Auch die Übernahme von VW Trucks & Bus in Brasilien soll aus der Misere helfen, MAN hofft, aus der Transaktion Synergien von 50 Mio bis 70 Mio EUR pro Jahr heben zu können. MAN hatte die VW-Sparte Mitte Dezember übernommen. Die Transaktion, die ein Volumen von rund 1,175 Mrd EUR hatte, soll nach neuesten Aussagen vom Samuelsson im März abgeschlossen werden.

Marktbeobachter zeigten sich von den Viertquartalszahlen enttäuscht. Der Auftragseingang habe die Erwartungen verfehlt, sagten die Analysten Heino Ruland von Ruland Research und Robert Heberger von Merck Finck übereinstimmend. Die Branchenexperten von Sal. Oppenheim bewerten das Ergebnis von MAN aber positiver als die Zahlen der Wettbewerber Volvo und Scania. Dies liege an der größeren Diversifizierung des MAN-Geschäfts. Die beiden schwedischen Lkw-Hersteller hatten Anfang des Monats ihre Quartalsergebnisse vorgelegt. Volvo schrieb im Schlussquartal einen operativen Verlust, das operative Ergebnis von Scania schrumpfte um fast die Hälfte.

Die MAN-Aktie notiert nach anfänglichen Handelsverlusten am Mittag mit rund 4% im Plus. "Der Kurs war im Vorfeld der Zahlen stark gefallen", so ein Händler. Daher komme es nun zu Rückkäufen. "Der Markt hat in den negativen Erwartungen wohl insgeheim überzogen", begründet ein weiterer Händler die Zugewinne.
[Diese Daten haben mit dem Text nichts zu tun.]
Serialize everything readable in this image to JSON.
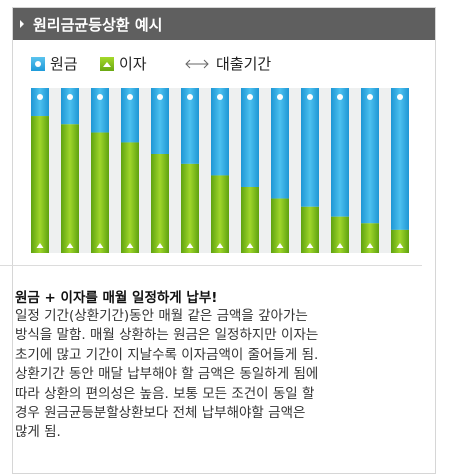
{
  "header": {
    "title": "원리금균등상환 예시"
  },
  "legend": {
    "principal": "원금",
    "interest": "이자",
    "period": "대출기간"
  },
  "colors": {
    "principal": "#2ba6e0",
    "interest": "#7ec322",
    "header_bg": "#5f5f5f"
  },
  "chart_data": {
    "type": "bar",
    "stacked": true,
    "normalized": true,
    "categories": [
      "",
      "",
      "",
      "",
      "",
      "",
      "",
      "",
      "",
      "",
      "",
      "",
      ""
    ],
    "series": [
      {
        "name": "원금",
        "values": [
          0.17,
          0.22,
          0.27,
          0.33,
          0.4,
          0.46,
          0.53,
          0.6,
          0.67,
          0.72,
          0.78,
          0.82,
          0.86
        ]
      },
      {
        "name": "이자",
        "values": [
          0.83,
          0.78,
          0.73,
          0.67,
          0.6,
          0.54,
          0.47,
          0.4,
          0.33,
          0.28,
          0.22,
          0.18,
          0.14
        ]
      }
    ]
  },
  "description": {
    "heading": "원금 + 이자를 매월 일정하게 납부!",
    "lines": [
      "일정 기간(상환기간)동안 매월 같은 금액을 갚아가는",
      "방식을 말함. 매월 상환하는 원금은 일정하지만 이자는",
      "초기에 많고 기간이 지날수록 이자금액이 줄어들게 됨.",
      "상환기간 동안 매달 납부해야 할 금액은 동일하게 됨에",
      "따라 상환의 편의성은 높음. 보통 모든 조건이 동일 할",
      "경우 원금균등분할상환보다 전체 납부해야할 금액은",
      "많게 됨."
    ]
  }
}
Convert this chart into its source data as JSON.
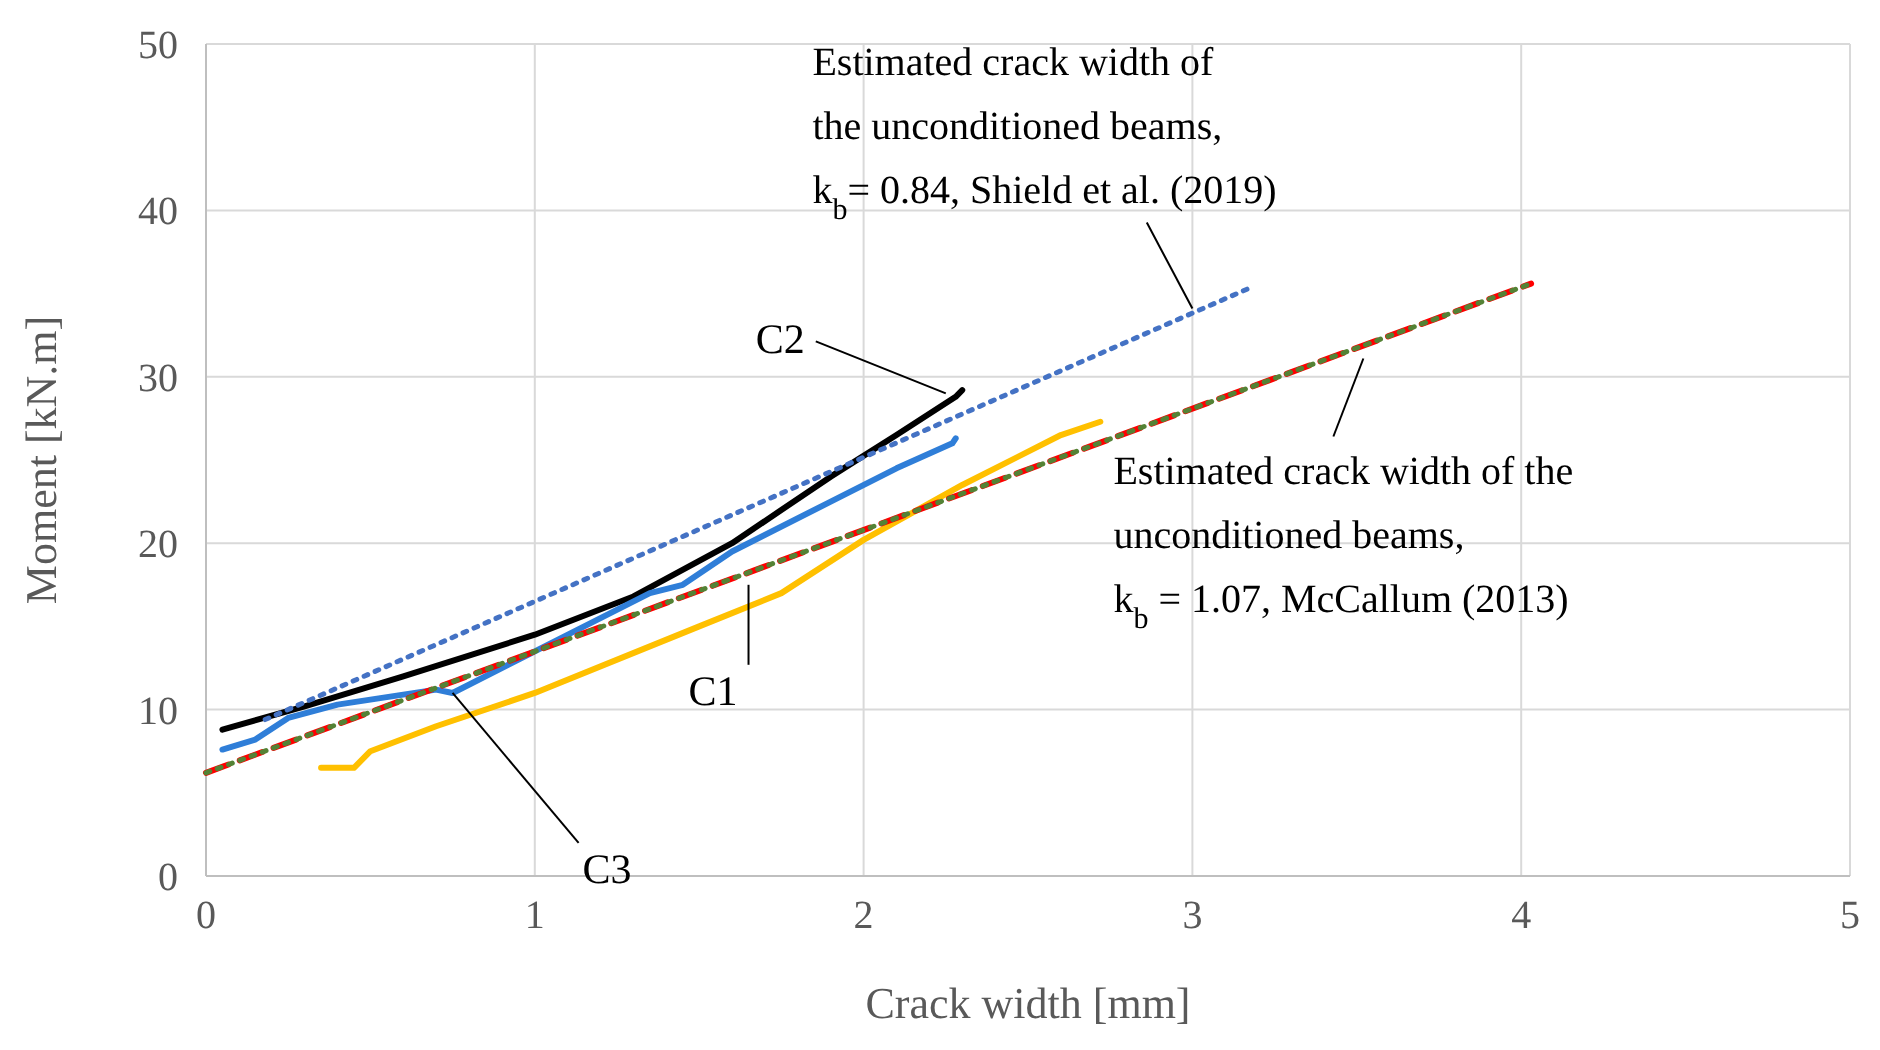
{
  "chart_data": {
    "type": "line",
    "xlabel": "Crack width [mm]",
    "ylabel": "Moment [kN.m]",
    "xlim": [
      0,
      5
    ],
    "xticks": [
      0,
      1,
      2,
      3,
      4,
      5
    ],
    "ylim": [
      0,
      50
    ],
    "yticks": [
      0,
      10,
      20,
      30,
      40,
      50
    ],
    "grid": true,
    "marker": "none",
    "series": [
      {
        "color": "#000000",
        "line_style": "solid",
        "x": [
          0.05,
          0.3,
          0.6,
          1.0,
          1.3,
          1.6,
          1.9,
          2.1,
          2.28,
          2.3
        ],
        "values": [
          8.8,
          10.2,
          12,
          14.5,
          16.8,
          20,
          24,
          26.5,
          28.8,
          29.2
        ]
      },
      {
        "color": "#2f7ed8",
        "line_style": "solid",
        "x": [
          0.05,
          0.15,
          0.25,
          0.4,
          0.7,
          0.75,
          1.0,
          1.35,
          1.45,
          1.6,
          1.9,
          2.1,
          2.27,
          2.28
        ],
        "values": [
          7.6,
          8.2,
          9.5,
          10.3,
          11.2,
          11,
          13.5,
          17,
          17.5,
          19.5,
          22.5,
          24.5,
          26,
          26.3
        ]
      },
      {
        "color": "#ffc000",
        "line_style": "solid",
        "x": [
          0.35,
          0.45,
          0.5,
          0.7,
          1.0,
          1.5,
          1.75,
          2.0,
          2.3,
          2.6,
          2.72
        ],
        "values": [
          6.5,
          6.5,
          7.5,
          9,
          11,
          15,
          17,
          20.2,
          23.5,
          26.5,
          27.3
        ]
      },
      {
        "color": "#4472c4",
        "line_style": "dotted",
        "x": [
          0.18,
          3.17
        ],
        "values": [
          9.4,
          35.3
        ]
      },
      {
        "color": "#ff0000",
        "line_style": "dashed",
        "x": [
          0,
          4.03
        ],
        "values": [
          6.2,
          35.6
        ]
      },
      {
        "color": "#548235",
        "line_style": "dotted",
        "x": [
          0,
          4.03
        ],
        "values": [
          6.2,
          35.6
        ]
      }
    ],
    "annotations": [
      {
        "text": "C2",
        "x": 2.25,
        "y": 29
      },
      {
        "text": "C1",
        "x": 1.65,
        "y": 17.5
      },
      {
        "text": "C3",
        "x": 0.75,
        "y": 11
      },
      {
        "text": "Estimated crack width of\nthe unconditioned beams,\nk$_{b}$= 0.84, Shield et al. (2019)",
        "x": 3.0,
        "y": 34.1
      },
      {
        "text": "Estimated crack width of the\nunconditioned beams,\nk$_{b}$ = 1.07, McCallum (2013)",
        "x": 3.52,
        "y": 31.1
      }
    ]
  }
}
Wirtschaftsflaute, Nachfrageeinbruch, Auftragsstornierungen und schwache Zahlen: Die Hersteller von Lkw, Bussen und Transportern stellen sich auf düstere Zeiten ein. Die Reihe an Hiobsbotschaften für die Branche dürfte noch lange nicht am Ende sein. Der Verband der Automobilindustrie (VDA) rechnet damit, dass 2009 selbst der letzte verbliebene Wachstumsmarkt Südamerika einbrechen wird. Nach Einschätzung von Experten könnte allein der europäische Markt um 30% schrumpfen.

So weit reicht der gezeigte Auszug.